Core Binding Optimization
Core binding optimization is recommended for addressing performance issues such as excessive cross-NUMA memory accesses, costly thread context switching, or delayed task scheduling by the host. The following core binding methods can effectively improve the running efficiency of the vLLM framework. You are advised to select a method based on the actual scenario.
You can run the lscpu command to view the CPU core group corresponding to each NUMA node.
Method 1: Fine-grained core binding (recommended)
This method binds critical tasks to a designated CPU core within the NUMA node, minimizing cross-core switching overhead.

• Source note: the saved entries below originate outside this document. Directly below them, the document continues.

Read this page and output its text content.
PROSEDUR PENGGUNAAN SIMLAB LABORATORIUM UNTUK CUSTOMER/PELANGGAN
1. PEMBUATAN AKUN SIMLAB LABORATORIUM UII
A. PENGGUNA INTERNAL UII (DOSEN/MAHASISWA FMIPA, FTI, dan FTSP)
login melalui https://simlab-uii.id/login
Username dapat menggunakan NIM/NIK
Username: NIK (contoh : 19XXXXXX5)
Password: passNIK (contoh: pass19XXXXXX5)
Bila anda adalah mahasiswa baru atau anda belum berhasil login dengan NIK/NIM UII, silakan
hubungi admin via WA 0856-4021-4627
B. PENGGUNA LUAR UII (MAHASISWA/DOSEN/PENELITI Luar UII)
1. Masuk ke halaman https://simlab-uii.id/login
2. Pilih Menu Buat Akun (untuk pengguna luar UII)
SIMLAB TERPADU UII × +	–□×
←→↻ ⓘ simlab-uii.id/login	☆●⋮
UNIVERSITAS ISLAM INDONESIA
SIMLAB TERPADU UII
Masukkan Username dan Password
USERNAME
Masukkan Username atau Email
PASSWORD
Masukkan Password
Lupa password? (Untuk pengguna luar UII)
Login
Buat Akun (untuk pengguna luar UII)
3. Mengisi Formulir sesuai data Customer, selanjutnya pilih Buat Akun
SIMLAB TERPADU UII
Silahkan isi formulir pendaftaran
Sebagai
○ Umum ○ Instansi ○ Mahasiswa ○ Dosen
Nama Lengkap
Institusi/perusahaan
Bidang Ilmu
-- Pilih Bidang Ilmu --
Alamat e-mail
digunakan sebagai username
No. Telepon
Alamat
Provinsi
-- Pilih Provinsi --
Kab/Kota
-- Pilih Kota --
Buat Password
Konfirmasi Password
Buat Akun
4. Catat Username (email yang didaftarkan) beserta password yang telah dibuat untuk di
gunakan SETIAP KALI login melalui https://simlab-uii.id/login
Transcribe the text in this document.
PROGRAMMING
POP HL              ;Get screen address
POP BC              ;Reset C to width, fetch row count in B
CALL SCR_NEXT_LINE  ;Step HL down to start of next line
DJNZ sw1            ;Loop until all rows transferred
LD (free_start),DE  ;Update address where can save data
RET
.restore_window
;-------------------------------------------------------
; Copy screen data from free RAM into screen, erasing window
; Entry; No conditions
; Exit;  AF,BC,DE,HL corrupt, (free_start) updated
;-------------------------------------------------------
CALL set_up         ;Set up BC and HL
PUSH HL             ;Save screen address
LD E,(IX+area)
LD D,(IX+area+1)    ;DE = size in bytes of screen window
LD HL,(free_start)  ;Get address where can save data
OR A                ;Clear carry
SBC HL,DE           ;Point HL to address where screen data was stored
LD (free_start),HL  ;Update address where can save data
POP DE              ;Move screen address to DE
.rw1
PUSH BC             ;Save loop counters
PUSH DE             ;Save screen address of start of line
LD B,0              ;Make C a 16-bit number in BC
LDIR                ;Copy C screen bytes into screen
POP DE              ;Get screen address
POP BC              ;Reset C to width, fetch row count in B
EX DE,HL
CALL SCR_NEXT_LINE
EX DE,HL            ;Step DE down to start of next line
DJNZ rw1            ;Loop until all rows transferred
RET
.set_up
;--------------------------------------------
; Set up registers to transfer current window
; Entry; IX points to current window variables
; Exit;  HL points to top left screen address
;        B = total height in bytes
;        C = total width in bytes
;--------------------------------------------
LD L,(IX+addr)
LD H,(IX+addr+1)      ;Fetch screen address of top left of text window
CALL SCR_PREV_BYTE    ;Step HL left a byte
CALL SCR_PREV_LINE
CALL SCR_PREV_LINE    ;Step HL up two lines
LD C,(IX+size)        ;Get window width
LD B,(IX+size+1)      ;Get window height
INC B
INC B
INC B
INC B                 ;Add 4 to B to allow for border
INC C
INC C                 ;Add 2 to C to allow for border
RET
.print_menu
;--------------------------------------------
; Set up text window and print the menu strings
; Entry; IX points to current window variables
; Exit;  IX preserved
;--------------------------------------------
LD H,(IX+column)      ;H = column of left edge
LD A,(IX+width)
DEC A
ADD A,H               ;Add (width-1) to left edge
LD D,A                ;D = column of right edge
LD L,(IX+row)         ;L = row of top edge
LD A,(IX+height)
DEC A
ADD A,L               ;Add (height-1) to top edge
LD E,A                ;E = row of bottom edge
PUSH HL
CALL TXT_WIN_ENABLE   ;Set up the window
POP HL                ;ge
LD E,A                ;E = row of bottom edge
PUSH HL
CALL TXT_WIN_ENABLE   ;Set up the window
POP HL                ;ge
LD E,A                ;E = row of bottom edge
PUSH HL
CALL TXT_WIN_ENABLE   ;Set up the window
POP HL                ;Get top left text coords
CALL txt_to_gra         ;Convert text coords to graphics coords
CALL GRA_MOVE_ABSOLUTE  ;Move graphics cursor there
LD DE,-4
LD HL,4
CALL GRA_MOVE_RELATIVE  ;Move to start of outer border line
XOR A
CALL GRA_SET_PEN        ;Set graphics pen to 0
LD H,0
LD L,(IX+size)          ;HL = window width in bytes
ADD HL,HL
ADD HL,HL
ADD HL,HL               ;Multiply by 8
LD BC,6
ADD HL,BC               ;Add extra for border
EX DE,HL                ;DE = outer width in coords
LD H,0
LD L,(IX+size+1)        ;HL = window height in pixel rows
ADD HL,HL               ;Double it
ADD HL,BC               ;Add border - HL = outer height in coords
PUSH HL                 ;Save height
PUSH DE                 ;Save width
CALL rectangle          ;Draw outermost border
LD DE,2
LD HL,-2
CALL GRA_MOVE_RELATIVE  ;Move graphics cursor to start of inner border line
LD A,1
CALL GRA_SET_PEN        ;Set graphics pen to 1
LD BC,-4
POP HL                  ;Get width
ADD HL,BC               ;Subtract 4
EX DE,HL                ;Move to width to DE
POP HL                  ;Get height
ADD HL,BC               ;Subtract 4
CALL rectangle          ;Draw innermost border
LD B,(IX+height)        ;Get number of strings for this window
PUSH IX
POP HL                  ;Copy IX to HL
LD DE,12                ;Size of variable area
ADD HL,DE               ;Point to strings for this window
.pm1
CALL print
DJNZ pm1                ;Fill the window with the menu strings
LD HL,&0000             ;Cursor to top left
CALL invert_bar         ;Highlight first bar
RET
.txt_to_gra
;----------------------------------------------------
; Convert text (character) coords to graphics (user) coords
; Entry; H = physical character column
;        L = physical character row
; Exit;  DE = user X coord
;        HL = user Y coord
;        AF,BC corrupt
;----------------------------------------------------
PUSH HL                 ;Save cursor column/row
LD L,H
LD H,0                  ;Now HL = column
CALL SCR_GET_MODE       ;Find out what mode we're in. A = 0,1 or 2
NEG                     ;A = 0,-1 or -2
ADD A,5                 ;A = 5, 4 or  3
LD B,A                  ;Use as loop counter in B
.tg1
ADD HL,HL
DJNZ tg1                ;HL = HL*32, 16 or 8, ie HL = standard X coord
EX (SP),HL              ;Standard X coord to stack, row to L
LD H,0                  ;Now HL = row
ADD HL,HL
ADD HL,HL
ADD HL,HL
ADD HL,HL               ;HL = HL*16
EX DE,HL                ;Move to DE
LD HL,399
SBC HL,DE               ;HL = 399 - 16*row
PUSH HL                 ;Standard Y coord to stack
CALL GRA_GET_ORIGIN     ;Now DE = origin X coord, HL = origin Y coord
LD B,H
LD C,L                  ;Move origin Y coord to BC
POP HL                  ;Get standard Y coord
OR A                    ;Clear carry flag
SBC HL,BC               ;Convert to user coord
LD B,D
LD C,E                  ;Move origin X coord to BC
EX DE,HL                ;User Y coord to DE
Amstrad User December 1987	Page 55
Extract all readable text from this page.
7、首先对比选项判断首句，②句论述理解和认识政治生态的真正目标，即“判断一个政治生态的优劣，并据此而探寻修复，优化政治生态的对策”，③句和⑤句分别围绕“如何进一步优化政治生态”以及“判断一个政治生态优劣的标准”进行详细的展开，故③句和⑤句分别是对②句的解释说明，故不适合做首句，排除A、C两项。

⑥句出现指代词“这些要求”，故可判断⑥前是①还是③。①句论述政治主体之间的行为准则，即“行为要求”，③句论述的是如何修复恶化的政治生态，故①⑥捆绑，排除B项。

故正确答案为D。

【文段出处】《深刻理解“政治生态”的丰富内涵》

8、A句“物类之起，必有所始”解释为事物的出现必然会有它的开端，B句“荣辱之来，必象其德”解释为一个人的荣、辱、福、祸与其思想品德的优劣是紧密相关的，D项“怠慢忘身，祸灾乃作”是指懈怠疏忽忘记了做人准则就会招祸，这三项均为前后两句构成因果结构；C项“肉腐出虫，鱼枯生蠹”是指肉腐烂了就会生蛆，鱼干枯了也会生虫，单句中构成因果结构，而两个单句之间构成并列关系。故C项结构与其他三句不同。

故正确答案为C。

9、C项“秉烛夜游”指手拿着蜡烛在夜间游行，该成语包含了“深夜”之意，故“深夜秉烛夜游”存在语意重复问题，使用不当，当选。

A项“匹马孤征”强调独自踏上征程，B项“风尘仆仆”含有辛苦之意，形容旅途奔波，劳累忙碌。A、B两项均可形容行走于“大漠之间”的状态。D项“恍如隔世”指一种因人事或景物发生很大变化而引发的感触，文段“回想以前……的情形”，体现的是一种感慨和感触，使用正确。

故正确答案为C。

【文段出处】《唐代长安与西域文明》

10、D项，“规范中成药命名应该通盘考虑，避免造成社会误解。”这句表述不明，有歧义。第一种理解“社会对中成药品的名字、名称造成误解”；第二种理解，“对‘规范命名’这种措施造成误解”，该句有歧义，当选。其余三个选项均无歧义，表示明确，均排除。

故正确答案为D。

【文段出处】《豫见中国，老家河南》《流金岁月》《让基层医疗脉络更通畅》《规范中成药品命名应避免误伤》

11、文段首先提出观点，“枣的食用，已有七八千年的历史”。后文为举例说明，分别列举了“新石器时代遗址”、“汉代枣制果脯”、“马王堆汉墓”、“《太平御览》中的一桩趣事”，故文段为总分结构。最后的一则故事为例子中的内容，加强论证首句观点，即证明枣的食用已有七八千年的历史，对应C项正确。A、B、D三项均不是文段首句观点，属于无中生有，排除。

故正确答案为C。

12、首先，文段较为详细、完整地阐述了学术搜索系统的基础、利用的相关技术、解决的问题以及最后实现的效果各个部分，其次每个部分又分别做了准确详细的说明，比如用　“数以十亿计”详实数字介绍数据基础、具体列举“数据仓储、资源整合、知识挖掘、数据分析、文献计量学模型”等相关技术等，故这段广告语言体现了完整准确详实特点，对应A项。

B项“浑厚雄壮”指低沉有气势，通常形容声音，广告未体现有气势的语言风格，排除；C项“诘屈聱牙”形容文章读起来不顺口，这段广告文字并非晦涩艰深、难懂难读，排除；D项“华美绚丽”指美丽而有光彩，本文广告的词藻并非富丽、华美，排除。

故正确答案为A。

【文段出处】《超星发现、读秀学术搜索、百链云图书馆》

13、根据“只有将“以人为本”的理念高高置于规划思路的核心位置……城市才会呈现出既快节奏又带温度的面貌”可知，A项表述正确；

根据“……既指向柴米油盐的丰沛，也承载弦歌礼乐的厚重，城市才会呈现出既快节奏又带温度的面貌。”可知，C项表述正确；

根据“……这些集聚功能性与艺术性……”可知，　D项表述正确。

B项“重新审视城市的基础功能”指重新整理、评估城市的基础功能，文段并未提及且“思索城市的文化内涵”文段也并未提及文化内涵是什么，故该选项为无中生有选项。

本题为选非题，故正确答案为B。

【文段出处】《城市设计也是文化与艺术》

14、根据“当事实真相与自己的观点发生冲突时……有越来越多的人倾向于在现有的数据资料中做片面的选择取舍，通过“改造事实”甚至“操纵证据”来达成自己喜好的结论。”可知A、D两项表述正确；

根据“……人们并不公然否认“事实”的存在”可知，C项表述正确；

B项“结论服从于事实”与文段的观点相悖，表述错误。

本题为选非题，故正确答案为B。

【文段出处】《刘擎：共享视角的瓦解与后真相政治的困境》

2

export CPU_AFFINITY_CONF=2
Method 2: Coarse-grained core binding
vLLM automatically binds all tasks to the CPU cores within the NUMA node associated to the NPU. This prevents cross-NUMA memory access while allowing custom core binding under the coarse-grained configuration.
export CPU_AFFINITY_CONF=1
Method 3: Custom core binding
This method allows users to customize the core binding range of NPUs and bind processes running on some NPUs to cores.
For example, if four NPUs (npu0, npu1, npu2, and npu3) are available, the reference command is as follows:
export CPU_AFFINITY_CONF=1,npu0:0-1
- <value1>:<value2>-<value3> indicates that <value1> is bound to the CPU cores within the closed interval [<value2>,<value3>]. For example, npu0:0-1 indicates that processes running on NPU 0 is bound to CPU cores 0 and 1. The core binding policy of other NPUs is the same as that when CPU_AFFINITY_CONF is set to 1.
- This setting takes effect when CPU_AFFINITY_CONF is set to 1.